Should there be such connection attempt even if the UM address would be invalid?
Also double check your QCF in the JNDI to make sure that connection URL is correct by double clicking on the connection factory from the JNDI tab. Whats in here will need to be addressable from clients. (my server is only local so yours definitely shouldn’t say localhost, or 127.0.0.1!)
The client that is sending into the queue is Openedge 11.7.5 running on AIX 7.2.
Without SSL it worked - it uses Openedge + WM classes, the thing we configure is AdminObjectFinder.class that basically defines the connection properties.
When trying to switch to SSL besides exchanging the certificates we changed the provider url, allowed the connection to the given port on firewalls on both sides and set value of some new connection properties nirvana.ssl.*
Actually regarding the java code in AdminObjectFinder.class I have some question, may be the problem could be also there, the setting of Content stayed the same - we set INITIAL_CONTEXT_FACTORY and PROVIDER_URL.
The setting of Properties though, there except those nirvana.ssl* properties are also two:
java.naming.factory.initial
java.naming.provider.url
They both need to have the same values like INITIAL_CONTEXT_FACTORY and PROVIDER_URL?
Cos atm the java.naming.provider.url in properties we have is empty…
Edit: But even when I tried setting java.naming.provider.url to the same value as PROVIDER_URL, no change in behaviour.
I think the values INITIAL_CONTEXT_FACTORY and PROVIDER_URL are correct, the same as we had in the non-SSL solution. Just the QCF name changed.
java.naming.factory.initial has the same value like INITIAL_CONTEXT_FACTORY (it is com.pcbsys.nirvana.nSpace.NirvanaContextFactory)
but the question may be is that java.naming.provider.url property - so far I tried empty and also the same as PROVIDER_URL (which is the url where we find either QCF and that is nsp://85.248.235.253:9000).
Just the question is java.naming.provider.url - first I had it empty, now I tried the same value as PROVIDER_URL.
Other options are to set it to nsps://85.248.235.253:8999 or even nsps://127.0.0.1:8999 but somehow it makes no sense to me, because this is defined in the QCF so shouldnt be constant from the view of the client.
Actually I have noticed now that between the definitions of QCF for non-SSL an for SSL there is a difference in this checkbox: Allow for InterRealm, may be this could be the cause - also in the screen from Dave its ticked.
Interrealm is typically for cluster communications in a highly available deployment.

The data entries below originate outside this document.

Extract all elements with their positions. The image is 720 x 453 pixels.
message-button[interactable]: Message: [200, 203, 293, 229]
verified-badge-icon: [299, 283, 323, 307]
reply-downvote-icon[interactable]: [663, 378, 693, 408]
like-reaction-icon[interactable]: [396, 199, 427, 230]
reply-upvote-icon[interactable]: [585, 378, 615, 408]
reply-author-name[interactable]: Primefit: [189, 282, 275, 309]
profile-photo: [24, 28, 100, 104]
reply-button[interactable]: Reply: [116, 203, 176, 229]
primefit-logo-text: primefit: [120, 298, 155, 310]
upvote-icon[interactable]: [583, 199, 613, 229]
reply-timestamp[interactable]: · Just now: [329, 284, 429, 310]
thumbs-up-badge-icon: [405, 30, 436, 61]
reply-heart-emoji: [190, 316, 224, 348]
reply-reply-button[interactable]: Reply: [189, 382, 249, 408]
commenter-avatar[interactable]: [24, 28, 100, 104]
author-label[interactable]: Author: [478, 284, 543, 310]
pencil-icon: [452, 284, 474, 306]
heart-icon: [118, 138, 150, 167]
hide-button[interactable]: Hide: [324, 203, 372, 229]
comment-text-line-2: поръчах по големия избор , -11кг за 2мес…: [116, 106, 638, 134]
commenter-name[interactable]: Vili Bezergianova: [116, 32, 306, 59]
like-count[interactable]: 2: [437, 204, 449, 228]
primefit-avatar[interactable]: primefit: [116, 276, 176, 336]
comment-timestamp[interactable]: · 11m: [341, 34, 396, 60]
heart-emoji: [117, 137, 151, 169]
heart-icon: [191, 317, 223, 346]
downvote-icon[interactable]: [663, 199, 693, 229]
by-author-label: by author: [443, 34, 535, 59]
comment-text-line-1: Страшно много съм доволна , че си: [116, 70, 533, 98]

You can use this to have a dedicated port for cluster communications versus message traffic.
Have you tried the JMS client code first without SSL?
Yes so far it is working without SSL and now the next task is to implement SSL, for non-SSL we were using a different QCF.
Dave, please can you tell me what should be in our case set in the property java.naming.provider.url?
This is the JNDI information/address, so a connection URL to the UM should work whatever port this is on:
I just pulled the view from the IS setup screen for JDNI for UM - I haven’t got an SSL setup to test against right now, but you can see the values I have and the extra SSL properties. This connects to the JNDI on any active port (of the two I defined in Enterprise manager (docker-ip just to make it a little more complex ).
If you have this working via non-SSL, then I expect it’s SSL related issues as to why it’s not working now.
I.e. assuming everything SSL wise is setup, the JNDI provider URL could be either the nsp, or the nsps port in reality.